Wikimedia Foundation GLAM team/Office Hours/November 2020/as

From Meta, a Wikimedia project coordination wiki
This page is a translated version of the page Wikimedia Foundation GLAM team/Office Hours/November 2020 and the translation is 4% complete.
Outdated translations are marked like this.

November meeting: Wikisource

The third meeting was on Monday 23 November 3.30-4.30pm UTC and was repeated on Tuesday 24 November 11.00am-12.00pm UTC. We presented our work coordinating across movement stakeholders to improve Wikisource infrastructure. On Monday, we were joined by PanLex, who shared their grant-funded project to develop a Balinese palm-leaf transcription platform on Wikisource. On Tuesday, we were joined by Wikimedia UK who presented their project with National Library of Scotland staff (in English).

Presentation

আলোচনা

Satdeep shared an overview of the Wikisource workflow, with an overlay of projects that are being worked on this year. These small projects have been supported in different ways—some via the Community Wishlist Survey 2020, others by Wikimedia Foundation grants, and another was achieved through a Google Summer of Code mentorship.
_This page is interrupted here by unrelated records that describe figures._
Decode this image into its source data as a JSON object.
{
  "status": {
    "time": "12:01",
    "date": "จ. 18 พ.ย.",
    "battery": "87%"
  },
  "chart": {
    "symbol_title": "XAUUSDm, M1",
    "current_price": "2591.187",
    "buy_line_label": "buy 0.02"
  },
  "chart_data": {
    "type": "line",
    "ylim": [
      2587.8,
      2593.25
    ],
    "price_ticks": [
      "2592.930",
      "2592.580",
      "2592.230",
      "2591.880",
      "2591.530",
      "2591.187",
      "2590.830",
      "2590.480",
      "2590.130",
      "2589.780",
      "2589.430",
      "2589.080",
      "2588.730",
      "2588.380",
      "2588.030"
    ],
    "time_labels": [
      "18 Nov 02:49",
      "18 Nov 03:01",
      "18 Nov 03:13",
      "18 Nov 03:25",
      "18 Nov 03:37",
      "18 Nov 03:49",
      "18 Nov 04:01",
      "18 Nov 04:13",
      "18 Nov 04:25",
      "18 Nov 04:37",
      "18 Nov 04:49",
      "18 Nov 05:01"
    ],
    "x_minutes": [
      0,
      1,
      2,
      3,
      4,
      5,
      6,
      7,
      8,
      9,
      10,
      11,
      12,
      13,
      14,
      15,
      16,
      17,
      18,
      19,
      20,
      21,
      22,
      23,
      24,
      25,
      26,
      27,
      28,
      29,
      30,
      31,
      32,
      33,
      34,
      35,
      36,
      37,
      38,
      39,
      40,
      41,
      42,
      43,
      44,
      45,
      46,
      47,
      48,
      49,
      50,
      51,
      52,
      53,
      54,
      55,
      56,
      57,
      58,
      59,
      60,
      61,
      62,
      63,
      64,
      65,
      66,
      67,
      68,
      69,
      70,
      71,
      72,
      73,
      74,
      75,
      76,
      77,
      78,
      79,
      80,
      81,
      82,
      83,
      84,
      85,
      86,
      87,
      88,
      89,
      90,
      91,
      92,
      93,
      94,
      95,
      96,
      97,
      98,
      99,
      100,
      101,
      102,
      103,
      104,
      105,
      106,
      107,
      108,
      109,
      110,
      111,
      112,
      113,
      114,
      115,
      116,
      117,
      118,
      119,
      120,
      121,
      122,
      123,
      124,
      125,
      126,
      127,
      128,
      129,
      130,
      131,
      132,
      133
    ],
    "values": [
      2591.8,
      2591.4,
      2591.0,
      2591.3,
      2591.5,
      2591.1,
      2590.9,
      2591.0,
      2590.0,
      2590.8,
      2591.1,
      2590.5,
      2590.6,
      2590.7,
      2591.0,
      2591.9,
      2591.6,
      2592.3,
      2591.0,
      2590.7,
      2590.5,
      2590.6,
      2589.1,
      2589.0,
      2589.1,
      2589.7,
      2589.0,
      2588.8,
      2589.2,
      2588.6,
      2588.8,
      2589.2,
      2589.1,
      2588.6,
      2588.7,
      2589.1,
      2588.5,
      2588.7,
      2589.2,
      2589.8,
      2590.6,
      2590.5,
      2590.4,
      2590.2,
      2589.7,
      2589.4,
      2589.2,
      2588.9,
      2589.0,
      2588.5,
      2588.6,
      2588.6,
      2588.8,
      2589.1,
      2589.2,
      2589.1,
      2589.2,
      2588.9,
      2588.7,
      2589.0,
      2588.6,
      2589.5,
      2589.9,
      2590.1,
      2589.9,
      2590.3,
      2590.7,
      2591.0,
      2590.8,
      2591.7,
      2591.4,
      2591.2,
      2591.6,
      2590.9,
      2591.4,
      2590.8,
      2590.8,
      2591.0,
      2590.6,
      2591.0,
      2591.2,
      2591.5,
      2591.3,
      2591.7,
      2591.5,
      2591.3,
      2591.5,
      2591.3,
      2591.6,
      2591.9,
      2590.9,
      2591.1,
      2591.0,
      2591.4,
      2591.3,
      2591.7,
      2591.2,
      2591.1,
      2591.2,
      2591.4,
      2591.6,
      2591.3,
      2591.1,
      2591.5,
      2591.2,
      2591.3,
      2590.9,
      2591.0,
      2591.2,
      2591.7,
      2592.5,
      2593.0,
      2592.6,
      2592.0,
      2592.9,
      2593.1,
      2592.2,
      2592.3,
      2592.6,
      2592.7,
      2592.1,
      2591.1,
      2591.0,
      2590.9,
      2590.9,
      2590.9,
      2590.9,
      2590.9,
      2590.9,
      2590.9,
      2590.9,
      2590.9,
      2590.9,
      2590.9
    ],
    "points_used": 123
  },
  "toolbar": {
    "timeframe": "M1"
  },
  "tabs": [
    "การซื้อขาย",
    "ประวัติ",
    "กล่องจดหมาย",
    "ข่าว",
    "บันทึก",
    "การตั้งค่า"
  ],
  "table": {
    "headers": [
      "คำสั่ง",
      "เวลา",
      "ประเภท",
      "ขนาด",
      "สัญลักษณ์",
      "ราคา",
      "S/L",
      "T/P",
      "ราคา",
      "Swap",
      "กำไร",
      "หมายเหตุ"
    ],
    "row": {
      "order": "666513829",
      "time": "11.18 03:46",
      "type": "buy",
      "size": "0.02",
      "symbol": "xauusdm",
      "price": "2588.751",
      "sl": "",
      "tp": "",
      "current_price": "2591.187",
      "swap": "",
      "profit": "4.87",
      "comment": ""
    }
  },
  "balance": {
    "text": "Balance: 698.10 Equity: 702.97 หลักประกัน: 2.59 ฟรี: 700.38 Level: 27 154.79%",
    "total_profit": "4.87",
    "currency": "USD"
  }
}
Satdeep shared the recently launched Pagelist Widget, which improves the visualization of files and pages, as well as user experience and editing. It has already been enabled on 25 Wikisources. He also previewed Wikisource Export and encouraged people to give their feedback on the proposed designs.

The starting point for this project was the Balinese Digital Library, which was created in 2011 by the Internet Archive in partnership with major Balinese collections. It made available digital photographs of 3,000 works, containing 130,000 leaves, and covering all aspects of Balinese culture for centuries. However, it turned out that images alone were not enough. They were hard to use, read, and share and the Internet Archive wanted to create something more useful and engage the community.

PanLex applied for a Wikimedia Foundation project grant to have a new Balinese Wikisource as the long-term home for the transcription platform and its works. The project encompassed:

  • Uploading scans to Commons
  • Importing existing work from Palm Leaf Wiki
  • Adding Balinese fonts to the Universal Language Selector
  • ProofreadPage improvements for content language
  • Balinese Language Converter for transliteration
  • User script to activate transcription interface and transliteration

Interestingly, the Balinese Wikisource editing interface uses IIIF to retrieve a high resolution tile for only the part of the image that is being transcribed, reducing data usage in low resource contexts.

In 2020, the National Library of Scotland’s building closed due to the Covid-19 pandemic and they wanted a productive and valuable work-from-home activity for staff. They had a longstanding collaboration with Wikimedia UK and had already considered using Wikisource as an alternative to their in-house OCR, which is auto-generated with no facility to correct it. They decided to correct the OCR for a collection of over 3,000 Scottish chapbooks, which had been recently digitized and made available on the Library's Digital Gallery. The chapbooks covered a wide range of topics and at just 10-20 pages per book, could be transcribed in a day.

It was one of the largest staff cohorts that Wikimedia UK has ever worked with, with 70 staff members, and most of them hadn’t engaged with Wikimedia projects before. The library wanted to complete all 3,000 books so they worked with two members of the Wikisource community to agree on a more limited use of Wikisource templates, striking a balance between completeness and speed.

Library staff reported enjoying the work and the project brought this important collection to a broader audience. Sara concluded that Wikisource probably isn’t a replacement for a better in-house OCR, and ultimately the main benefit of the project was staff learning how to use Wikimedia platforms.

More than 30 participants joined the November meetings, including British Library staff who expressed an interest in learning more about the Balinese palm leaf project by PanLex. Staff from the Foundation were able to address some of the specific issues encountered on the National Library of Scotland project, noting that Google OCR limits can be removed, and committing to fixing the txt export issue. The new PageList widget presented by Satdeep addressed another of the challenges.

You can also review the collective notes in Etherpad.